MapReduce and downloading files from external source
I have a project where the requirement is to download files, in a distributed manner, from external sources. We already have a large investment in Hadoop and looking to leverage MapReduce --but more as a distributed task than ETL.
1) Has anyone done this before?
2) Should there be just a Mapper without a Reducer?
3) Whats the best way to pass in a abstract implementation of a FTP/HTTP connection to the Mapper? -- Just to be clear, what I was getting at is that I want a good way to unit test this without doing a integration test thus needing a way to mock FTP/HTTP.
4) Is MapReduce the best method for this type of thing? -- are we abusing MapReduce?
This 'sounds' similar to what Nutch does (although i'm not too familiar with Nutch beyond that statement).
Some points for observation:
- If you have several URLs which are hosted by the same server, you may actually benefit from partitioning by the hostname and then doing the pulls in the Reducer (depends on the number of URLs you are pulling from)
- If the content is 'cachable', and you will be pulling from the same URLs over and over, you 'may' benefit from putting a cache / proxy server between your hadoop cluster and the internet (your company and ISP may / should already be doing this). Although if you are hitting unique URLs or the content is dynamic this will actually hinder you as you have a single bottleneck in the cache/proxy server
I think you should take a look at Storm. It's a scalable framework that's very useful for data collection from many different sources. This is really what you're trying to do. Processing can still be done using map reduce, but for the actual collection you should use a framework like Storm.

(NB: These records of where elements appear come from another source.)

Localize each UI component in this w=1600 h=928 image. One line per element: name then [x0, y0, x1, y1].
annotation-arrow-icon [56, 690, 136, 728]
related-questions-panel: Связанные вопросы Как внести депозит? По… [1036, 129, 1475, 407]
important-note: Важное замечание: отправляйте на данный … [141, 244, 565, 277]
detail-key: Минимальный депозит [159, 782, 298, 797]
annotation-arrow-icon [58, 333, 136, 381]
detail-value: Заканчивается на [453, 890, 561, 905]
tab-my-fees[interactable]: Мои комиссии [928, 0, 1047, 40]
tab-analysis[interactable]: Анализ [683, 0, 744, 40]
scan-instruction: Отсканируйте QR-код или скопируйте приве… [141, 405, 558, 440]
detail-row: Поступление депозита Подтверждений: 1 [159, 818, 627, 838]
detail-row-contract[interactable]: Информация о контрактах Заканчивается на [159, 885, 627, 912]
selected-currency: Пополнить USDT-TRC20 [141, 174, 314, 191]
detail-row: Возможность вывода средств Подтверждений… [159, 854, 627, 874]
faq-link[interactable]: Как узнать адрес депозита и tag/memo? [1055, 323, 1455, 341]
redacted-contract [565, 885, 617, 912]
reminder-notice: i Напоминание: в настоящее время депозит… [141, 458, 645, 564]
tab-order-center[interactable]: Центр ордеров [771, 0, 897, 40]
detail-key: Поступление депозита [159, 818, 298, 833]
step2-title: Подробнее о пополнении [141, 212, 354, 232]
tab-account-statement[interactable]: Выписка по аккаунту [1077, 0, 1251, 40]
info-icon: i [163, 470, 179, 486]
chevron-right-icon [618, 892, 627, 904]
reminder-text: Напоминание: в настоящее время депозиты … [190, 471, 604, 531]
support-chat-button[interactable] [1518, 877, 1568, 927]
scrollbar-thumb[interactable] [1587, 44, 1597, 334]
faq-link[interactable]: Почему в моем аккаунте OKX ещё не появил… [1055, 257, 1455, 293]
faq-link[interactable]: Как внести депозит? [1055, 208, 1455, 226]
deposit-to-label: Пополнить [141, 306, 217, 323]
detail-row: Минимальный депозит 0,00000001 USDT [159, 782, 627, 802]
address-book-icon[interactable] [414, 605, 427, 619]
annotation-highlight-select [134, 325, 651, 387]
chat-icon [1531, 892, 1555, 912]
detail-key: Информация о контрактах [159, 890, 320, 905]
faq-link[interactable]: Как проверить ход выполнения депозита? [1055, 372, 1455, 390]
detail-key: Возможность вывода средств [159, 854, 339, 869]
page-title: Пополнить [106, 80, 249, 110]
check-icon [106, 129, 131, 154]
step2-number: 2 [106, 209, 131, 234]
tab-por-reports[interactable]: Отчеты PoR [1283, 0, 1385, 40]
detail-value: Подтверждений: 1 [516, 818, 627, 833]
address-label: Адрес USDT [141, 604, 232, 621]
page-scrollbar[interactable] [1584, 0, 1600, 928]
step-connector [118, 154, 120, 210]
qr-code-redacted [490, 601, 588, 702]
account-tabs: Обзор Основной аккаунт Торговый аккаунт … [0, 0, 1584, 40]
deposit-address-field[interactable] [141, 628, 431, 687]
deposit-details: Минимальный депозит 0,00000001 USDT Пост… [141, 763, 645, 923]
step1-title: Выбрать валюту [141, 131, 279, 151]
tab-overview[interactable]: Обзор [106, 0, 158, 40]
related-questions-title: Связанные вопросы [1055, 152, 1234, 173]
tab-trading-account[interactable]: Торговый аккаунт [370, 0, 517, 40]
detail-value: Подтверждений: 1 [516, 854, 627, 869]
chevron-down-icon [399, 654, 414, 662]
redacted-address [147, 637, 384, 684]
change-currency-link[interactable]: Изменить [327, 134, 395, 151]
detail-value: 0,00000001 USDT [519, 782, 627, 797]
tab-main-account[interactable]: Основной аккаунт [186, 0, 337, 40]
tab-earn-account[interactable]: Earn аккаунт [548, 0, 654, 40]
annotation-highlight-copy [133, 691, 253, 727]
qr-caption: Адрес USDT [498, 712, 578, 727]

I think your internet connection will easily become a bottleneck in this case but I'm sure it can be done.
- I haven't done this exact thing but have had to make a web service call from my Mapper to obtain some meta data from a 3rd party API for further processing. The 3rd party web service quickly became a bottleneck and slowed everything down.
- Yes since there's nothing to reduce in this case (I'm assuming you just want to save the downloaded files somewhere).
- I'd save the FTP/HTTP URLs in HDFS and have your Mapper read in the URLs from your HDFS.
- I highly doubt MapReduce is the best method for this type of thing. Like I said already, I think your internet connection will easily become a bottleneck and you won't be able to scale out your MR program very much. Once downloaded (and saved in HDFS), if you want to process the data using MapReduce, that would be a different story. Yes, in this case I'd say you're abusing MR.